Pedido de delivery não é checkout de ecommerce
Um cliente pede pedido online. Você manja de WordPress, então pega o WooCommerce, coloca um plugin de frete para a taxa de entrega, um add-on para o pedido chegar em algum lugar que a cozinha veja, e um CSS para a grade de produtos parecer um cardápio.
Funciona. Demonstra bem. E aí você mantém.
Onde o modelo deixa de encaixar
O WooCommerce modela uma loja que vende produtos e despacha. Delivery tem outro formato, e a diferença aparece em lugares que você não controla:
Horário. Pedido de ecommerce vale quando chegar. Pedido de delivery só vale enquanto a cozinha está aberta. O Woo não tem conceito de horário de funcionamento, então você enxerta um, e agora o caso de borda é seu: alguém abre a página às 22h58 e finaliza às 23h01.
Distância. Plugin de frete precifica por peso e zona, porque é assim que transportadora cobra. Delivery precifica por quanto o entregador roda. Dá para aproximar com faixa de CEP até um cliente apontar que metade do CEP fica a três quadras e a outra metade do outro lado do rio.
Status do pedido. Os status do Woo descrevem a expedição de uma remessa: processando, concluído, reembolsado. Os de delivery descrevem uma cozinha: confirmado, em preparo, saiu para entrega, entregue. Dá para renomear. Não dá para fazer o resto do ecossistema entender o que você quis dizer.
O carrinho. Carrinho de ecommerce é feito para navegar, salvar e voltar depois. Carrinho de delivery é preenchido em dois minutos por alguém que já está com fome, no celular, e abandona no primeiro passo a mais.
Cada lacuna tem um plugin que resolve. Essa é a armadilha: nenhum deles é absurdo sozinho.
O custo não é montar, é multiplicar
Um site com quatro plugins é tranquilo. O problema é que isso virou seu produto.
Cada versão do WooCommerce é uma pergunta de compatibilidade entre quatro fornecedores. Cada cliente é mais uma cópia dessa superfície. Quando um plugin de frete muda como calcula zona, você não descobre pelo changelog, descobre pelo cliente cuja taxa de entrega zerou num sábado à noite.
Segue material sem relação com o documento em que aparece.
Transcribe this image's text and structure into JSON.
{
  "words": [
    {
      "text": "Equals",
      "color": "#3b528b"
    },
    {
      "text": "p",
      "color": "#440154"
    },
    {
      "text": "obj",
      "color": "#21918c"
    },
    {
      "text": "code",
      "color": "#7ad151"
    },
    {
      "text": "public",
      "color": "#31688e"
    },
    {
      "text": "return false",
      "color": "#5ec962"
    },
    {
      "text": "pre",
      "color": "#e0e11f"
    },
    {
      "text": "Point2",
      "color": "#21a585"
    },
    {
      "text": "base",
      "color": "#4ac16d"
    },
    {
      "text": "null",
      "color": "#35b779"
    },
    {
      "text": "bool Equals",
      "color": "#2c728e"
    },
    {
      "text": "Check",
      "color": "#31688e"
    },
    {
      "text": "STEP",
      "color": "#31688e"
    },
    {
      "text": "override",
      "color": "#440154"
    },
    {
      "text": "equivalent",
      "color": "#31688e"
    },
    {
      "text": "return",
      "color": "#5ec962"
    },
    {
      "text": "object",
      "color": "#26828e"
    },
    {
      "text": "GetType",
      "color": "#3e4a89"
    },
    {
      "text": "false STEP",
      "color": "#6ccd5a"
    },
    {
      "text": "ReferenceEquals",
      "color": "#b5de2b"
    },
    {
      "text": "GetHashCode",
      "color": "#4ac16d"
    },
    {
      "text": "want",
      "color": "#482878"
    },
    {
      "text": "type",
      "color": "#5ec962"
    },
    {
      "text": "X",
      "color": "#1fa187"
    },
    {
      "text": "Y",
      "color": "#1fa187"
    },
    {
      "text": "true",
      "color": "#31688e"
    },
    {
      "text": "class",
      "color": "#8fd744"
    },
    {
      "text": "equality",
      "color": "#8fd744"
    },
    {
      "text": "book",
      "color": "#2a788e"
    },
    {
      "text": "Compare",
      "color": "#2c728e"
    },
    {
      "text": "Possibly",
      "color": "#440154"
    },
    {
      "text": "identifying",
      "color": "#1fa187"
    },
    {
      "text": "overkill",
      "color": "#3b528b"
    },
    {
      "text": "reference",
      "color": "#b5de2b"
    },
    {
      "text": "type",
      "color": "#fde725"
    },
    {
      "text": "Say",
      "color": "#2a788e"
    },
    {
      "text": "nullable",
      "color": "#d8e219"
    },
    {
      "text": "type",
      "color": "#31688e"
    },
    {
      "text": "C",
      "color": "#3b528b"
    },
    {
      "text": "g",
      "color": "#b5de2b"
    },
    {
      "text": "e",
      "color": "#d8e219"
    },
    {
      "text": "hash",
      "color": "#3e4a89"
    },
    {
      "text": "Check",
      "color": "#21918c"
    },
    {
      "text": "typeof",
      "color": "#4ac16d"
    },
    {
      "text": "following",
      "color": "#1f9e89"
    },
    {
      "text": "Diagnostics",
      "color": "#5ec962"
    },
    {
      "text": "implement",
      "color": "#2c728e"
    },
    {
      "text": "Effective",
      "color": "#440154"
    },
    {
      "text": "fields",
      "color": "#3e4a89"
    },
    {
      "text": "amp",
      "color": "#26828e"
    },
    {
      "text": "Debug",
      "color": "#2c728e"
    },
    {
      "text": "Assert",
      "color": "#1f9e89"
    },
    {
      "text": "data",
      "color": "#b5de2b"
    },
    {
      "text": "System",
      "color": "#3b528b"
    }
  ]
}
E você está carregando um motor de ecommerce inteiro, com estoque, imposto, cupom e variação, para vender um hambúrguer.
Como fica a alternativa
O MyD Delivery é um plugin só, que modela delivery direto: produtos e categorias, zonas de entrega, gestão de pedidos, notificações pelo WhatsApp e pagamentos, sem WooCommerce embaixo. O core é gratuito no WordPress.org, então replicar uma configuração entre clientes não custa nada por instalação, e a pergunta de compatibilidade tem um fornecedor em vez de quatro.
Os add-ons são cobrados por uso, não por site, o que importa quando você hospeda muitos clientes pequenos: loja com três pedidos por dia não paga como loja com trezentos.
Quando o WooCommerce continua sendo a resposta
Se o cliente vende produtos de verdade e entrega é uma opção de entrega entre outras, fique no Woo. Se ele precisa de estoque real, variações, campanha de cupom, ou do ecossistema de plugins em volta disso, fique no Woo. Adaptar só vira erro quando delivery é o negócio inteiro e você está pagando por um motor de ecommerce que nunca usa.
A pergunta que vale fazer antes da primeira instalação não é “o WordPress dá conta disso”. É “quantos desses eu vou estar mantendo daqui a dois anos, e o que quebra quando um deles atualizar”.